- Qeshlaq-e Chukhli Quyi Hajj Akbar
- Coordinates: 39°19′43″N 47°41′20″E﻿ / ﻿39.32861°N 47.68889°E
- Country: Iran
- Province: Ardabil
- County: Aslan Duz
- District: Borran
- Rural District: Borran

Population (2016)
- • Total: 45
- Time zone: UTC+3:30 (IRST)

= Qeshlaq-e Chukhli Quyi Hajj Akbar =

Village in Ardabil province, Iran

Qeshlaq-e Chukhli Quyi Hajj Akbar (قشلاق چوخلي قوئي حاج اكبر) (Note: Also romanized as Qeshlāq-e Chūkhlī Qūyī Ḩājj Akbar) is a village in Borran Rural District of Borran District in Aslan Duz County, Ardabil province, Iran.

==Demographics==
===Population===
At the time of the 2006 National Census, the village's population was 45 in seven households, when it was in Qeshlaq-e Gharbi Rural District of the former Aslan Duz District in Parsabad County.

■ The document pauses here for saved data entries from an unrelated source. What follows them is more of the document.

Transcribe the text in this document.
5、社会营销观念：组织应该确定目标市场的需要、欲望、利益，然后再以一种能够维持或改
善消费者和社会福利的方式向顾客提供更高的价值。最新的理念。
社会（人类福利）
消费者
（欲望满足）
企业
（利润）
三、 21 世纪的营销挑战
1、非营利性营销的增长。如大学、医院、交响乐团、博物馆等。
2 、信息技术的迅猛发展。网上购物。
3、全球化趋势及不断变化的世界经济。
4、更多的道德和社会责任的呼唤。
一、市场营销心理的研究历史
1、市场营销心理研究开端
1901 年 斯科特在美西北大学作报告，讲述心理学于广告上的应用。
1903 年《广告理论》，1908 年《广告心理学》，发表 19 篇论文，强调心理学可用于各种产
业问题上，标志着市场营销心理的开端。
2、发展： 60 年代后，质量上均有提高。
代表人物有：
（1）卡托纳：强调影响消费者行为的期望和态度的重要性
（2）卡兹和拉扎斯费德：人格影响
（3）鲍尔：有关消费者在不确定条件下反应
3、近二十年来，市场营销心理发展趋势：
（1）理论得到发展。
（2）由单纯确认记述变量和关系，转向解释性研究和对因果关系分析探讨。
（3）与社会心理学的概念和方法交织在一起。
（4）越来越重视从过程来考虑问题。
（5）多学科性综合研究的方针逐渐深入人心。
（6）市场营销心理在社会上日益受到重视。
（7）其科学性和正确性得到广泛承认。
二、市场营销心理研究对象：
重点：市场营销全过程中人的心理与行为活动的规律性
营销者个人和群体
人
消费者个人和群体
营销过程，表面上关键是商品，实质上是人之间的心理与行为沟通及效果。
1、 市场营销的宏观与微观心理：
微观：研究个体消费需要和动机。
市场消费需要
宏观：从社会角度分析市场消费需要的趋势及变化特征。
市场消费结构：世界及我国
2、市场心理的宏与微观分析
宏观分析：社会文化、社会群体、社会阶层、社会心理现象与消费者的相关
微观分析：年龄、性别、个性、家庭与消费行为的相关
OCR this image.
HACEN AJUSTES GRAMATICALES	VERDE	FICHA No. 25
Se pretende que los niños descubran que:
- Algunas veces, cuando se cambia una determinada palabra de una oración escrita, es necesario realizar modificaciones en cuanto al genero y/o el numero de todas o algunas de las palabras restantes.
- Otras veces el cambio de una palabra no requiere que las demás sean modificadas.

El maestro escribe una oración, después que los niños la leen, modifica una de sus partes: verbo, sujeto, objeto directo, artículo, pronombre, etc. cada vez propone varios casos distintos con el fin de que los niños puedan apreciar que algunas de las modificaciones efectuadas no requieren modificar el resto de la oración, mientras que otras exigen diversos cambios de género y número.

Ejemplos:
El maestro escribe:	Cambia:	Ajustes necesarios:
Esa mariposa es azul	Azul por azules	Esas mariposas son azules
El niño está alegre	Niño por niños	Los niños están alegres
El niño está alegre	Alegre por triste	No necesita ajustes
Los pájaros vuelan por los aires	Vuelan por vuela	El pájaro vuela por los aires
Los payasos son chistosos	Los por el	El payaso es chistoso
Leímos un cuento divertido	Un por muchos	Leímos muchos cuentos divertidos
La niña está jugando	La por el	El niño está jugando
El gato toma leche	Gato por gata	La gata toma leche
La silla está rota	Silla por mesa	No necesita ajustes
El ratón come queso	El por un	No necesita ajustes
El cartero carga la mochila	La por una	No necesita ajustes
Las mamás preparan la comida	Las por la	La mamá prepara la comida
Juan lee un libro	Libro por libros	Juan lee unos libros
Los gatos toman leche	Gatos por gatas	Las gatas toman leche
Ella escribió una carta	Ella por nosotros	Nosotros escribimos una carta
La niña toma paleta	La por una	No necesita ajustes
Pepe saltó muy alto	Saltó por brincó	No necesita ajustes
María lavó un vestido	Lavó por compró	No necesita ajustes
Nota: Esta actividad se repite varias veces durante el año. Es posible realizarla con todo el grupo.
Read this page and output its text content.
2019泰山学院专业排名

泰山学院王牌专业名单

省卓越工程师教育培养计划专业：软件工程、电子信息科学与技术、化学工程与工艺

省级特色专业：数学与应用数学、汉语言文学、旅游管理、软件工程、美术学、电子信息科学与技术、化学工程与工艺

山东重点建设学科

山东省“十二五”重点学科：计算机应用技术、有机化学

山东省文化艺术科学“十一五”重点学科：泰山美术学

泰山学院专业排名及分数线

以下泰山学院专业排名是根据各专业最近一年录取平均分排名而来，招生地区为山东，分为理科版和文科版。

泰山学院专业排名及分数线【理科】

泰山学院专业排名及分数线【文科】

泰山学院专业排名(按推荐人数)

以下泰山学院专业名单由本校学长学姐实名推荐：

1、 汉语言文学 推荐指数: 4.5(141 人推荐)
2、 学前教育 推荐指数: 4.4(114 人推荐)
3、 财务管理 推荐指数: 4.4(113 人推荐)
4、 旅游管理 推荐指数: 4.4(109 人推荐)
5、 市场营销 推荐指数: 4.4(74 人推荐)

The following census in 2011 counted 38 people in nine households. The 2016 census measured the population of the village as 45 people in 14 households.

In 2019, the district was separated from the county in the establishment of Aslan Duz County, and the rural district was transferred to the new Borran District. Qeshlaq-e Chukhli Quyi Hajj Akbar was transferred to Borran Rural District created in the district.